LEVERKUSEN, Germany – Bayer AG said Wednesday that it was considering further divestments in an effort to ease the approval process for its pending takeover of Monsanto Co., as the German chemical producer reported sharply lower fourth-quarter earnings, according to a report from Dow Jones.
Chief Executive Werner Baumann said he expects the Monsanto acquisition to go through in the second quarter as it has received approval from more than half of the necessary competition authorities. However, he indicated that further divestments – beyond last year’s sale of some crop-science businesses to BASF SE – may be necessary to clear final regulatory hurdles.
“We have now also committed to divest our entire vegetable seed business. Certain additional business activities of Bayer and Monsanto may also be sold or out-licensed,” he said.
Baumann said the US foreign investment authority CFIUS has already given its approval and a decision from the European Commission is expected on April 5, Dow Jones added in the report.
Bayer’s Chief Financial Officer Johannes Dietsch said the company is in good financial shape for upcoming financing activities, after it reduced its net financial debt by nearly 70 percent on year to 3.6 billion euros ($4.3 billion), thanks largely to the sale of its share in Covestro AG.

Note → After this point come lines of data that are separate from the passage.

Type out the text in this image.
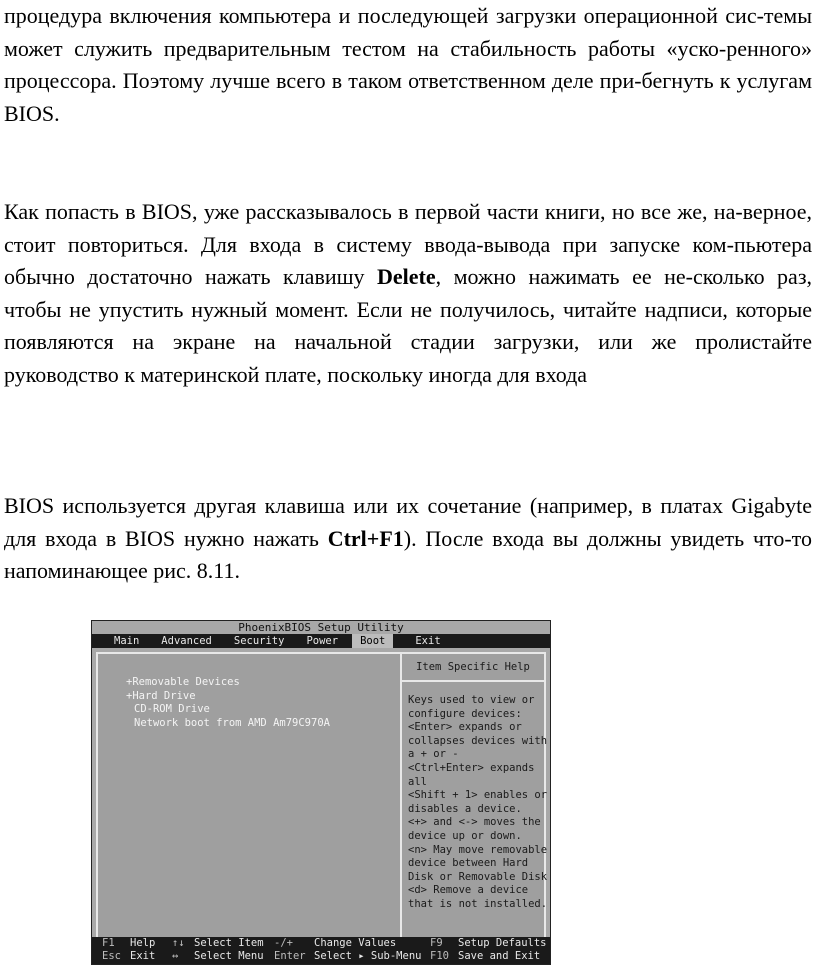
процедура включения компьютера и последующей загрузки операционной сис-темы может служить предварительным тестом на стабильность работы «уско-ренного» процессора. Поэтому лучше всего в таком ответственном деле при-бегнуть к услугам BIOS.

Как попасть в BIOS, уже рассказывалось в первой части книги, но все же, на-верное, стоит повториться. Для входа в систему ввода-вывода при запуске ком-пьютера обычно достаточно нажать клавишу Delete, можно нажимать ее не-сколько раз, чтобы не упустить нужный момент. Если не получилось, читайте надписи, которые появляются на экране на начальной стадии загрузки, или же пролистайте руководство к материнской плате, поскольку иногда для входа

BIOS используется другая клавиша или их сочетание (например, в платах Gigabyte для входа в BIOS нужно нажать Ctrl+F1). После входа вы должны увидеть что-то напоминающее рис. 8.11.

PhoenixBIOS Setup Utility
Main	Advanced	Security	Power	Boot	Exit
+Removable Devices
+Hard Drive
CD-ROM Drive
Network boot from AMD Am79C970A
Item Specific Help
Keys used to view or
configure devices:
<Enter> expands or
collapses devices with
a + or -
<Ctrl+Enter> expands
all
<Shift + 1> enables or
disables a device.
<+> and <-> moves the
device up or down.
<n> May move removable
device between Hard
Disk or Removable Disk
<d> Remove a device
that is not installed.
F1 Help ↑↓ Select Item -/+ Change Values	F9 Setup Defaults
Esc Exit ↔ Select Menu Enter Select ▸ Sub-Menu F10 Save and Exit
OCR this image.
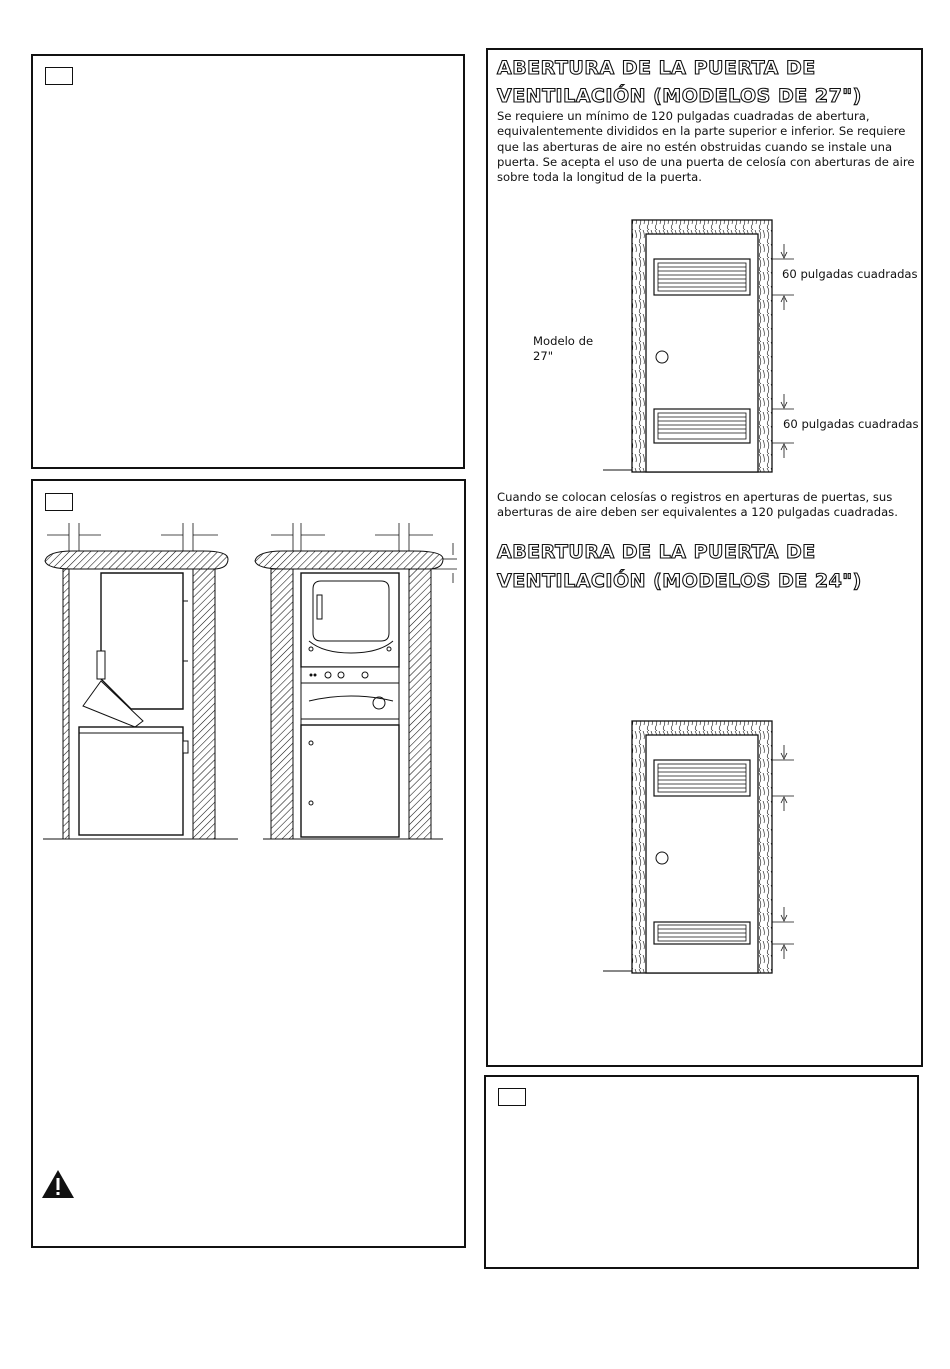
ABERTURA DE LA PUERTA DE
VENTILACIÓN (MODELOS DE 27")
Se requiere un mínimo de 120 pulgadas cuadradas de abertura, equivalentemente divididos en la parte superior e inferior. Se requiere que las aberturas de aire no estén obstruidas cuando se instale una puerta. Se acepta el uso de una puerta de celosía con aberturas de aire sobre toda la longitud de la puerta.
60 pulgadas cuadradas
60 pulgadas cuadradas
Modelo de
27"
Cuando se colocan celosías o registros en aperturas de puertas, sus aberturas de aire deben ser equivalentes a 120 pulgadas cuadradas.
ABERTURA DE LA PUERTA DE
VENTILACIÓN (MODELOS DE 24")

Net profit for the quarter fell 67 percent to 148 million euros, compared with 453 million euro a year earlier, while sales fell 2.6 percent on year to 8.6 billion euros, the company said.

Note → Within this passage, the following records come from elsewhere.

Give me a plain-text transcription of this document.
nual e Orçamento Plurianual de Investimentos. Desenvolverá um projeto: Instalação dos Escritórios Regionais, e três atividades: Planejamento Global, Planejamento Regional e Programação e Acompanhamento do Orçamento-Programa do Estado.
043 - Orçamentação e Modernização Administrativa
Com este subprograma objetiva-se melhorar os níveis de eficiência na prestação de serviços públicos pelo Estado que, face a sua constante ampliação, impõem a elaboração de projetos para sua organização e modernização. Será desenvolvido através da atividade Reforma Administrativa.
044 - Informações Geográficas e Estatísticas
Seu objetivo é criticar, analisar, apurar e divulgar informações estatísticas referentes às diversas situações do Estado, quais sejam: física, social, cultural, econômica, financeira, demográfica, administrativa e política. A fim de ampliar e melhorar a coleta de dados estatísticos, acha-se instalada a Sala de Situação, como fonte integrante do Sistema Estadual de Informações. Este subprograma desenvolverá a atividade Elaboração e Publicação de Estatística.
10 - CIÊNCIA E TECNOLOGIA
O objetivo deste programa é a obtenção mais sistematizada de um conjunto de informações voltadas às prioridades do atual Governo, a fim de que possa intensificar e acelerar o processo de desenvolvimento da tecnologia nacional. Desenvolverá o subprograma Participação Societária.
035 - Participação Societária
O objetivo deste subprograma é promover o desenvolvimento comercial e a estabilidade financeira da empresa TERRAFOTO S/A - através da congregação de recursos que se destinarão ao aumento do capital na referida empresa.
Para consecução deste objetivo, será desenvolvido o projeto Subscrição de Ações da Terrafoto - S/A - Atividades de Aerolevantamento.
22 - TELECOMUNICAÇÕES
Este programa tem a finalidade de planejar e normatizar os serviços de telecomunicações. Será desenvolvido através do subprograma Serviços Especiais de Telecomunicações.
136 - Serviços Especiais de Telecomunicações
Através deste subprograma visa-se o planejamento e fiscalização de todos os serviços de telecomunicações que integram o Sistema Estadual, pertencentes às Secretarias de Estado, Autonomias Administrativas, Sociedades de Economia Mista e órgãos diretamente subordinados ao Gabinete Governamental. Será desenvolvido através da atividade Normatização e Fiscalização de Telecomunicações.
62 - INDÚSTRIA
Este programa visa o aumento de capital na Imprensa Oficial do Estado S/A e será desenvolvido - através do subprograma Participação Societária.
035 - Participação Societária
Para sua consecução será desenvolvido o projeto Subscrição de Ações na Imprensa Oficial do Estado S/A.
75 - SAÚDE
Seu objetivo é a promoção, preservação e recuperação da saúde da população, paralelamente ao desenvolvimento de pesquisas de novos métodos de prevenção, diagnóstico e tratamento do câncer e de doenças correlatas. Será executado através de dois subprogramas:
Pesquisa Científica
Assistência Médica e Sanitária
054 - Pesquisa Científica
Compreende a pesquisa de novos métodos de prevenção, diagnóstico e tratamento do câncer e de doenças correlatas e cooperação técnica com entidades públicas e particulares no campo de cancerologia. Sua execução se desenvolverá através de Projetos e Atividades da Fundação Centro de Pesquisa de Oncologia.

A consensus forecast provided by FactSet had predicted net profit of 745 million euros and sales of 8.63 billion euros.
Bayer attributed the lower earnings to a 455 million-euro tax hit from the US fiscal reforms and ongoing difficulties with its Brazilian crop-science business.
Bayer said that its closely-watched underlying earnings before interest, taxes, depreciation and amortization fell slightly to 1.78 billion euros, from 1.81 billion euros in the year-earlier period, according to the Dow Jones report.
All of Bayer’s four business units reported lower sales in the fourth quarter and all except pharmaceuticals posted lower operating profit, the company said.
The company said its net profit for the full year rose nearly 62 percent to 7.34 billion euros.
For 2018, the company expects sales and earnings at the prior-year level, despite likely currency losses. The forecast includes expected supply interruptions due to plant maintenance, which will cause a 300 million-euro hit to adjusted Ebitda, Bayer said.
Adjusted for currency and scope effects, Bayer said it expects sales to increase by a low-to mid-single-digit percentage, the Dow Jones report added.